Dynamic Hidden-Variable Network Models

TL;DR

This paper introduces dynamic extensions to static hidden-variable network models, incorporating stochastic evolution of node properties and links, and analyzes how these dynamics affect network structure and persistence over time.

Contribution

It presents a novel framework for temporal hidden-variable network models with controllable dynamics, extending static models to include stochastic evolution of nodes and links.

Findings

Dynamic models can replicate static network properties under certain parameters.

The phase diagram characterizes regimes of static-like and dynamic behavior.

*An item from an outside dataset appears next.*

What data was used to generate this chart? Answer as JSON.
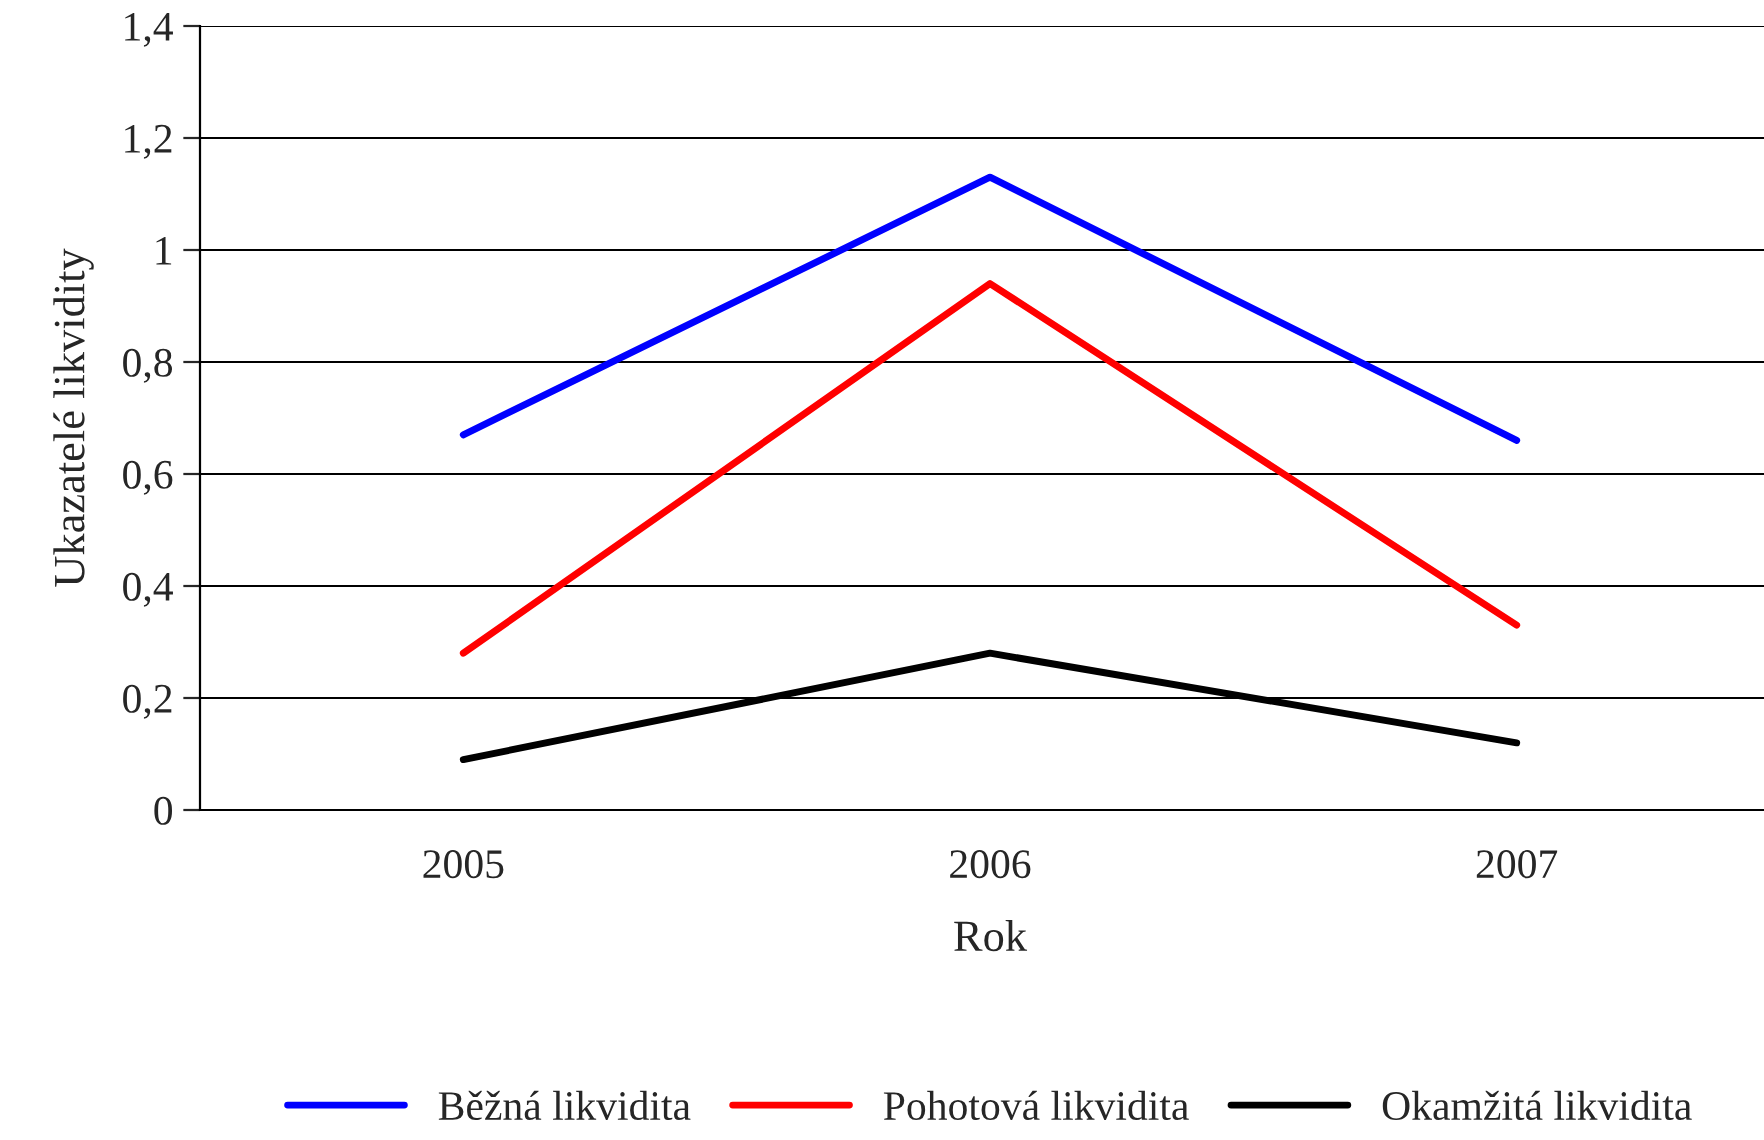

Structural persistence varies with the rates of hidden variable and link dynamics.

Abstract

Models of complex networks often incorporate node-intrinsic properties abstracted as hidden variables. The probability of connections in the network is then a function of these variables. Real-world networks evolve over time, and many exhibit dynamics of node characteristics as well as of linking structure. Here we introduce and study natural temporal extensions of static hidden-variable network models with stochastic dynamics of hidden variables and links. The rates of the hidden variable dynamics and link dynamics are controlled by two parameters, and snapshots of networks in the dynamic models may or may not be equivalent to a static model, depending on the location in the parameter phase diagram. We quantify deviations from static-like behavior, and examine the level of structural persistence in the considered models. We explore temporal versions of popular static models with community structure, latent geometry, and degree-heterogeneity. We do not attempt to directly model real networks, but comment on interesting qualitative resemblances, discussing possible extensions, generalizations, and applications.